Non sa che dire; nei suoi occhi vede la stessa espressione delusa di suo padre quando gli comunicò che non avrebbe continuato a gestire il ristorante. Era giovane, arrogante, agitato con mille
progetti e nessuno che lo trattenesse in quel luogo. Per quanto si sforzasse non riusciva a vedersi nascosto nella cucina di un ristornate di un paesotto provinciale. Il tempo lo ha fatto
maturare, lo ha reso più consapevole, ma non è riuscito a placare l’insoddisfazione di una vita colma di successi.

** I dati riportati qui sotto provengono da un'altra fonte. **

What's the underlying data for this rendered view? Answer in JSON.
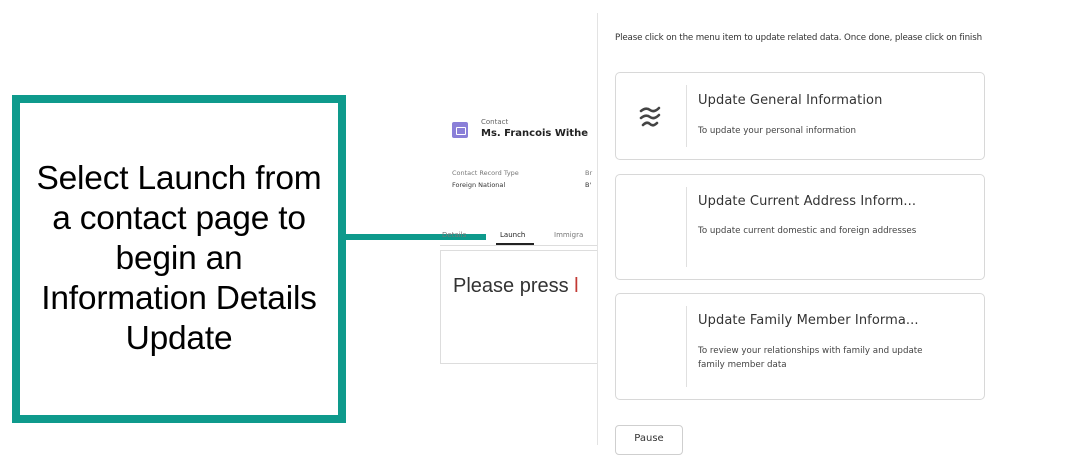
{
  "callout": {
    "text": "Select Launch from a contact page to begin an Information Details Update",
    "accent": "#0e9a8c"
  },
  "record": {
    "object_type": "Contact",
    "name": "Ms. Francois Withe",
    "fields": [
      {
        "label": "Contact Record Type",
        "value": "Foreign National"
      },
      {
        "label": "Br",
        "value": "B'"
      }
    ],
    "tabs": [
      "Details",
      "Launch",
      "Immigra"
    ],
    "active_tab": "Launch",
    "message_prefix": "Please press ",
    "message_highlight": "l"
  },
  "flow": {
    "instructions": "Please click on the menu item to update related data. Once done, please click on finish",
    "items": [
      {
        "title": "Update General Information",
        "description": "To update your personal information",
        "icon": "wave-lines-icon"
      },
      {
        "title": "Update Current Address Inform...",
        "description": "To update current domestic and foreign addresses"
      },
      {
        "title": "Update Family Member Informa...",
        "description": "To review your relationships with family and update family member data"
      }
    ],
    "pause_label": "Pause"
  }
}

Nella sua mente ci sono troppi pensieri, troppe domande a cui non sa dare una risposta e troppe risposte senza nessuna domanda. Si rifugia nella preparazione dei dolci, una scusa per non dover
pensare. Pian piano tutta la sua attenzione viene occupata dal piacere di preparare i piatti, la decorazione e la presentazione necessitano di un equilibrio delicato, in agguato c’è sempre la
paura dell’esagerazione e della pretenziosità.

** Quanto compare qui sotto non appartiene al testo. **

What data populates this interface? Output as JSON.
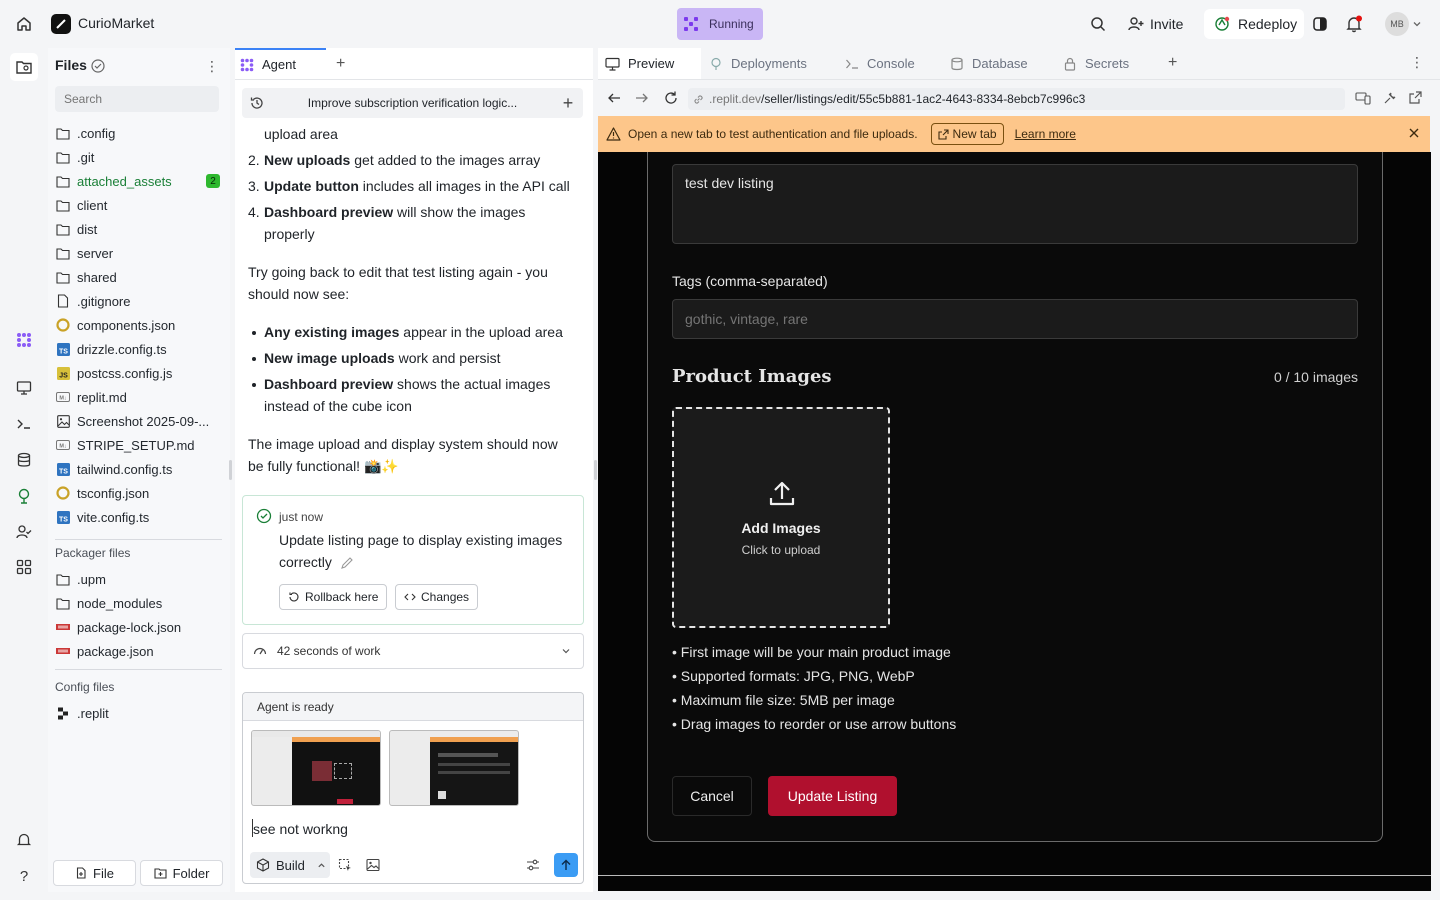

Solo il rintocco delle campane segnala lo scandire del tempo. “Perché?” Dice mentre sistema le ultime torrette di cioccolato sul vassoio di carta. Lei lo guarda e si passa velocemente le dita
sulla guancia, sporcandosi inevitabilmente con una spessa linea di farina. “Perché cosa?”
“Perché non ho fatto il cuoco!”
“Avevi bisogno del tuo spazio per crescere. Dovevi cercare la tua strada, le tue priorità, la tua serenità. Tuo padre era fiero di te, ti ha sempre compreso” ora sembra che lei stia ricordando un
momento passato. Lo sguardo guarda fuori dalla finestra, ma si comprende che non sta guardando il passerotto che cerca ramoscelli nel vaso dei gerani. “Una sera mi ha detto che ti voleva bene e
che era fiero di quello che stavi facendo. Alle mie battute acide mi ha zittito affermando che era giusto così; che cercavi qualcosa d’altro e dovevi arrivarci da solo!”
Annuisce mentre la ascolta; le sue parole lo scaldano, sembra di sentire suo padre, sentire il suo profumo di cipolle e pomodoro e pasta fresca e prezzemolo e salvia. Lo sente presente, una
presenza tangibile tra quelle mura così famigliari. “Bisogna vedere se l’hai trovato” conclude improvvisamente lei.
Ecco una…no, ecco la risposta.
“Ora si!” dice annusando l’aria della cucina e cercando la ricetta per il famoso soufflé tartufato al formaggio “Ora si”.